Deputy Energy Secretary Clay Sell said he and Secretary Bodman learned last March that the price tag for the FutureGen project had gone from an original $950 million to $1.8 billion. "I knew (then) that we were in to something that would not end well," Sell said, according to the Associated Press. Hmm. DOE knew last March that the costs were out of hand and that the program was in trouble. But, the PR train had left the station and the FutureGen dream just kept on chugging along.
So now, Sell says that DOE will solicit industry applications for new CCS projects in conjunction with new coal plants. The government will pony up the money for the CCS projects, each designed to capture 1 million metric tons of CO2, while industry will build the new plants. (I wonder if anyone in Washington has heard that communities across the country are just saying no to coal?)

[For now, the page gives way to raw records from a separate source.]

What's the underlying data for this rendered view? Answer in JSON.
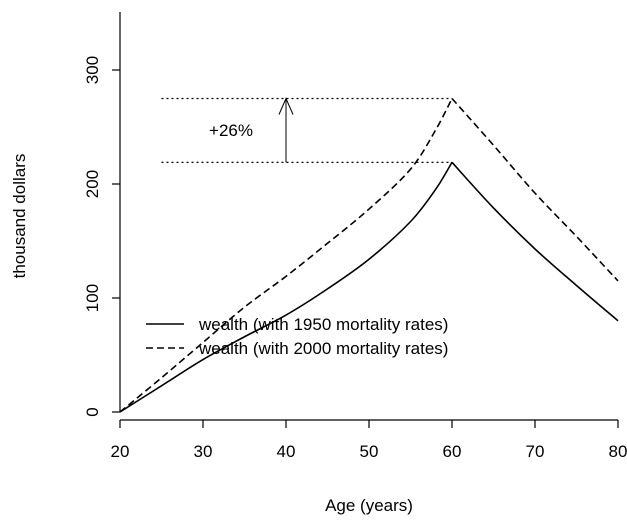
{
  "chart_data": {
    "type": "line",
    "title": "",
    "xlabel": "Age (years)",
    "ylabel": "thousand dollars",
    "xlim": [
      20,
      80
    ],
    "ylim": [
      0,
      350
    ],
    "x_ticks": [
      20,
      30,
      40,
      50,
      60,
      70,
      80
    ],
    "y_ticks": [
      0,
      100,
      200,
      300
    ],
    "grid": false,
    "legend_position": "left-lower",
    "series": [
      {
        "name": "wealth (with 1950 mortality rates)",
        "line_style": "solid",
        "color": "#000000",
        "x": [
          20,
          25,
          30,
          35,
          40,
          45,
          50,
          55,
          58,
          60,
          65,
          70,
          75,
          80
        ],
        "y": [
          0,
          23,
          46,
          66,
          85,
          108,
          134,
          167,
          195,
          219,
          179,
          143,
          111,
          80
        ]
      },
      {
        "name": "wealth (with 2000 mortality rates)",
        "line_style": "dashed",
        "color": "#000000",
        "x": [
          20,
          25,
          30,
          35,
          40,
          45,
          50,
          55,
          58,
          60,
          65,
          70,
          75,
          80
        ],
        "y": [
          0,
          30,
          61,
          92,
          119,
          148,
          178,
          213,
          247,
          275,
          234,
          192,
          154,
          115
        ]
      }
    ],
    "annotations": {
      "label": "+26%",
      "lower_level": 219,
      "upper_level": 275,
      "reference_line_x_start": 25,
      "reference_line_x_end": 60,
      "arrow_x": 40
    }
  }
}
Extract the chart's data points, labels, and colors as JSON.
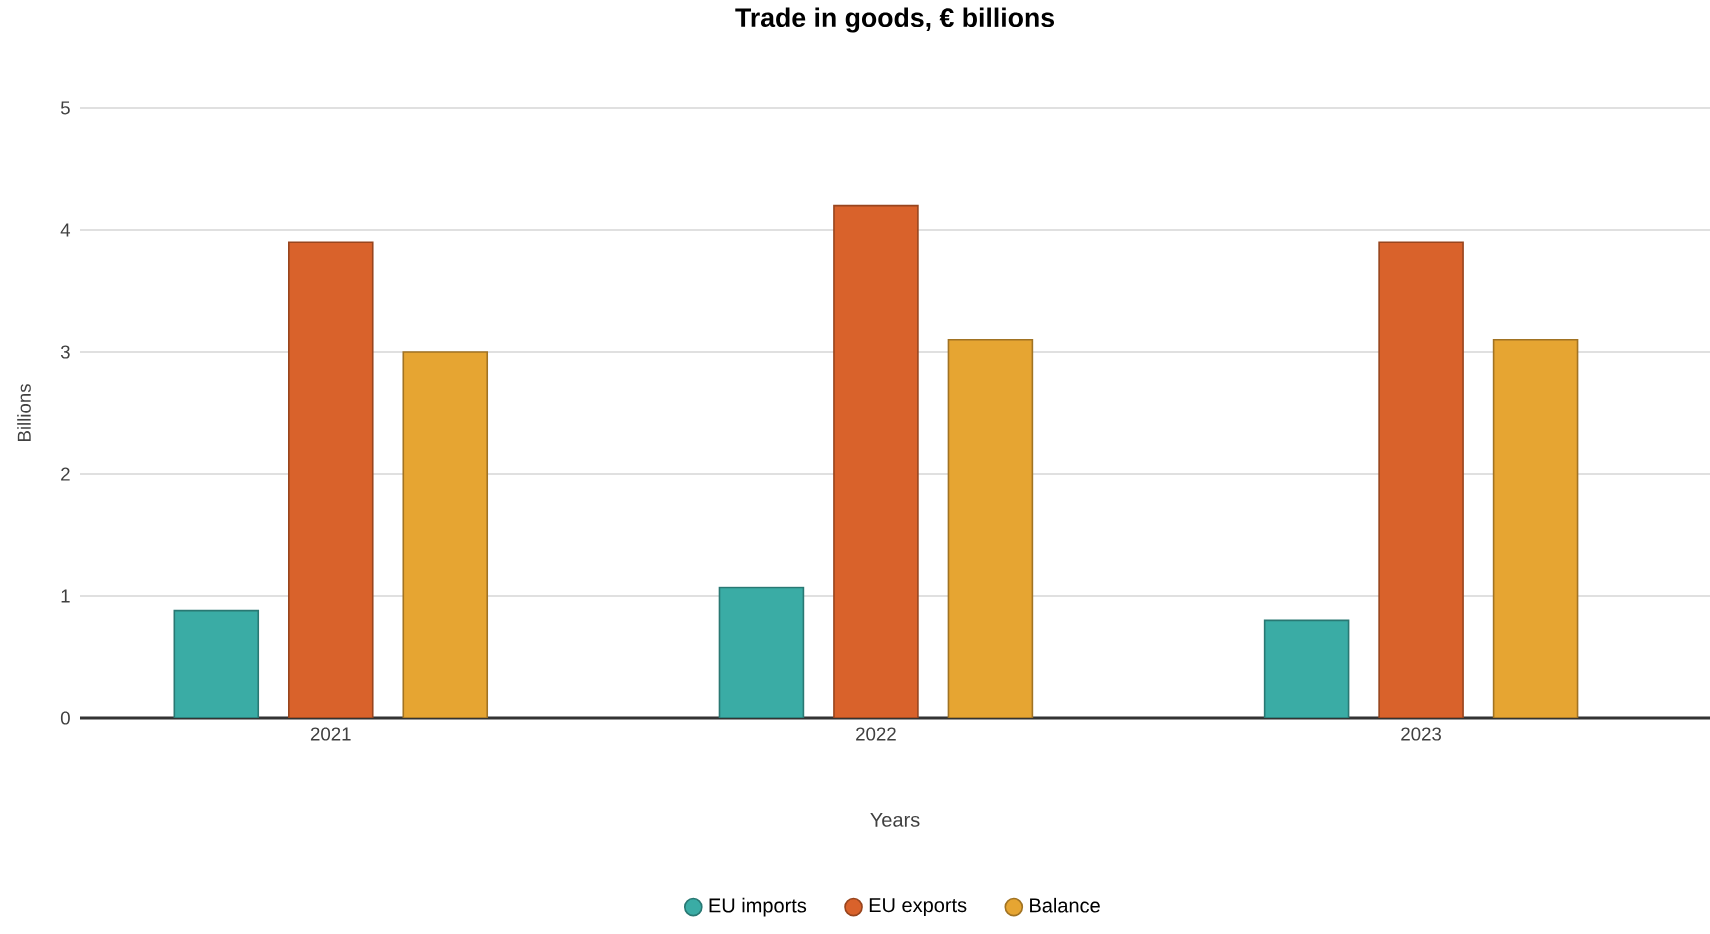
{
  "chart_data": {
    "type": "bar",
    "title": "Trade in goods, € billions",
    "xlabel": "Years",
    "ylabel": "Billions",
    "categories": [
      "2021",
      "2022",
      "2023"
    ],
    "series": [
      {
        "name": "EU imports",
        "color": "#3aaca5",
        "values": [
          0.88,
          1.07,
          0.8
        ]
      },
      {
        "name": "EU exports",
        "color": "#d9622b",
        "values": [
          3.9,
          4.2,
          3.9
        ]
      },
      {
        "name": "Balance",
        "color": "#e6a532",
        "values": [
          3.0,
          3.1,
          3.1
        ]
      }
    ],
    "ylim": [
      0,
      5
    ],
    "yticks": [
      0,
      1,
      2,
      3,
      4,
      5
    ],
    "grid": "y",
    "legend": "bottom"
  }
}
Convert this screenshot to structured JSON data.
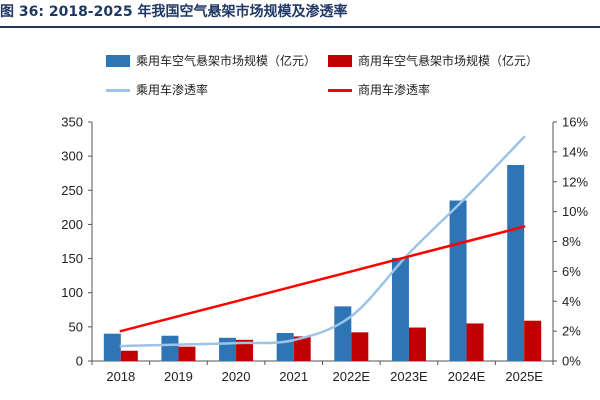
{
  "header": {
    "figure_label": "图 36:",
    "title": "2018-2025 年我国空气悬架市场规模及渗透率"
  },
  "colors": {
    "title": "#1f3864",
    "passenger_bar": "#2e75b6",
    "commercial_bar": "#c00000",
    "passenger_line": "#9dc3e6",
    "commercial_line": "#ff0000",
    "axis": "#555555",
    "tick_text": "#222222"
  },
  "chart_data": {
    "type": "bar",
    "title": "2018-2025 年我国空气悬架市场规模及渗透率",
    "categories": [
      "2018",
      "2019",
      "2020",
      "2021",
      "2022E",
      "2023E",
      "2024E",
      "2025E"
    ],
    "series": [
      {
        "name": "乘用车空气悬架市场规模（亿元）",
        "kind": "bar",
        "axis": "left",
        "values": [
          40,
          37,
          34,
          41,
          80,
          151,
          235,
          287
        ]
      },
      {
        "name": "商用车空气悬架市场规模（亿元）",
        "kind": "bar",
        "axis": "left",
        "values": [
          15,
          21,
          31,
          36,
          42,
          49,
          55,
          59
        ]
      },
      {
        "name": "乘用车渗透率",
        "kind": "line",
        "axis": "right",
        "smooth": true,
        "values": [
          1.0,
          1.1,
          1.2,
          1.4,
          3.0,
          7.2,
          11.0,
          15.0
        ]
      },
      {
        "name": "商用车渗透率",
        "kind": "line",
        "axis": "right",
        "smooth": false,
        "values": [
          2.0,
          3.0,
          4.0,
          5.0,
          6.0,
          7.0,
          8.0,
          9.0
        ]
      }
    ],
    "y_left": {
      "min": 0,
      "max": 350,
      "ticks": [
        "0",
        "50",
        "100",
        "150",
        "200",
        "250",
        "300",
        "350"
      ]
    },
    "y_right": {
      "min": 0,
      "max": 16,
      "ticks": [
        "0%",
        "2%",
        "4%",
        "6%",
        "8%",
        "10%",
        "12%",
        "14%",
        "16%"
      ]
    },
    "xlabel": "",
    "ylabel": "",
    "grid": false,
    "legend_position": "top"
  }
}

Coal is in trouble. In fact there's a movement afoot to demonize coal and cast it as an enemy of mankind. This is a movement that is gaining ground amongst future ratepayers. According to the Christian Science Monitor, (Thursday, Jan 24) the battle against coal is taking shape across the country this week with Focus the Nation: Global Warming Solutions for America. “Organizers bill the culminating day, Jan. 31, as the largest teach-in in the nation's history, drawing parallels to the civil rights and antiwar movements of the 1960s and '70s. More than 1,500 institutions, most of them colleges and universities, will host classes, documentaries, performances, energy-saving competitions, and discussions with political leaders.”
To get students to understand the role of coal in energy, at least one college is literally dumping piles of coal on campus to illustrate how much is needed to power the student’s daily lives. Others are staging mock battles between a windmill and a smokestack, and at one university, taking a page straight from the Aristophones’ Lysistrata, a one-woman show is being staged in which the “fictional first lady calls for a boycott against sex until the nation starts a serious dialogue about climate change.”
The bottom line is that the coal industry better start taking these concerns seriously. If they don’t, coal is going to be just a lump in the nation's stockings and natural gas is going to come out smelling like a rose.